I scratched at its head with a stick and out came
an imprisoned rill like a recollected word from the scratched head of a
schoolboy. Happily the spot was just at the bottom of the impassably
steep fall of ground next the edge of the lawn and was almost in the
centre of those four acres--one of sward, three of woods--which I
proposed to hold under more or less discipline, leaving the rest--a
wooded strip running up the river shore--wholly wild, as college girls,
for example, would count wildness. In both parts the wealth of foliage
on timber and underbrush almost everywhere shut the river out of view
from the lawn and kept the eye restless for a glint, if no more, of
water.
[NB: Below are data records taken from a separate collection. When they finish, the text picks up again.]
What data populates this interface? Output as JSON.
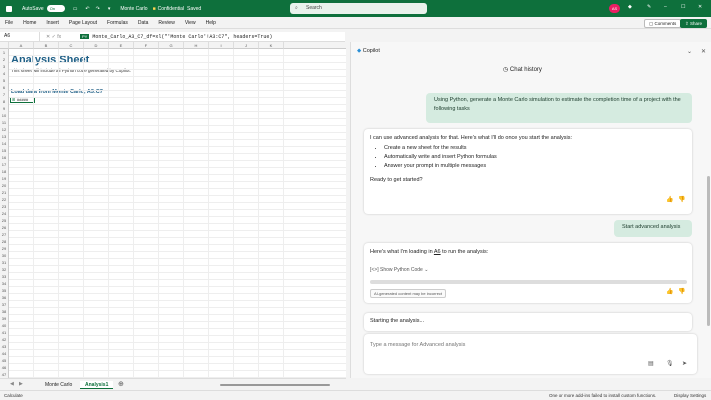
{
  "titlebar": {
    "autosave_label": "AutoSave",
    "autosave_state": "On",
    "file_name": "Monte Carlo",
    "sensitivity": "Confidential",
    "saved_state": "Saved",
    "search_placeholder": "Search",
    "avatar_initials": "AS"
  },
  "ribbon": {
    "tabs": [
      "File",
      "Home",
      "Insert",
      "Page Layout",
      "Formulas",
      "Data",
      "Review",
      "View",
      "Help"
    ],
    "comments_label": "Comments",
    "share_label": "Share"
  },
  "formula_bar": {
    "name_box": "A6",
    "python_badge": "PY",
    "formula": "Monte_Carlo_A3_C7_df=xl(\"'Monte Carlo'!A3:C7\", headers=True)"
  },
  "grid": {
    "columns": [
      "A",
      "B",
      "C",
      "D",
      "E",
      "F",
      "G",
      "H",
      "I",
      "J",
      "K"
    ],
    "rows": [
      "1",
      "2",
      "3",
      "4",
      "5",
      "6",
      "7",
      "8",
      "9",
      "10",
      "11",
      "12",
      "13",
      "14",
      "15",
      "16",
      "17",
      "18",
      "19",
      "20",
      "21",
      "22",
      "23",
      "24",
      "25",
      "26",
      "27",
      "28",
      "29",
      "30",
      "31",
      "32",
      "33",
      "34",
      "35",
      "36",
      "37",
      "38",
      "39",
      "40",
      "41",
      "42",
      "43",
      "44",
      "45",
      "46",
      "47"
    ],
    "sheet_title": "Analysis Sheet",
    "sheet_subtitle": "This sheet will include all Python code generated by Copilot.",
    "load_title": "Load data from Monte Carlo, A3:C7",
    "active_cell_value": "#####"
  },
  "sheet_tabs": {
    "tabs": [
      "Monte Carlo",
      "Analysis1"
    ],
    "active": "Analysis1"
  },
  "statusbar": {
    "left": "Calculate",
    "addins": "One or more add-ins failed to install custom functions.",
    "display": "Display Settings"
  },
  "copilot": {
    "title": "Copilot",
    "chat_history": "Chat history",
    "user_msg_1": "Using Python, generate a Monte Carlo simulation to estimate the completion time of a project with the following tasks",
    "assistant_intro": "I can use advanced analysis for that. Here's what I'll do once you start the analysis:",
    "assistant_steps": [
      "Create a new sheet for the results",
      "Automatically write and insert Python formulas",
      "Answer your prompt in multiple messages"
    ],
    "assistant_question": "Ready to get started?",
    "user_msg_2": "Start advanced analysis",
    "loading_prefix": "Here's what I'm loading in",
    "loading_cell": "A6",
    "loading_suffix": "to run the analysis:",
    "show_code": "Show Python Code",
    "disclaimer": "AI-generated content may be incorrect",
    "starting": "Starting the analysis...",
    "input_placeholder": "Type a message for Advanced analysis"
  }
}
And so there I thought at once to give myself what I had all my
life most absurdly wished for, a fish-pool. I had never been able to
look upon an aquarium and keep the tenth Commandment. I had never caught
a fish without wanting to take it home and legally adopt it into the
family--a tendency which once led my son to say, "Yes, he would be
pleased to go fishing with me if I would only fish in a sportsmanlike
manner." What a beautifully marked fish is the sun-perch! Once, in
boyhood, I kept six of those "pumpkin-seed" in a cistern, and my smile
has never been the same since I lost them--one of my war losses.
I resolved to impound the waters of my spring in the ravine and keep
fish at last--without salt--to my heart's content.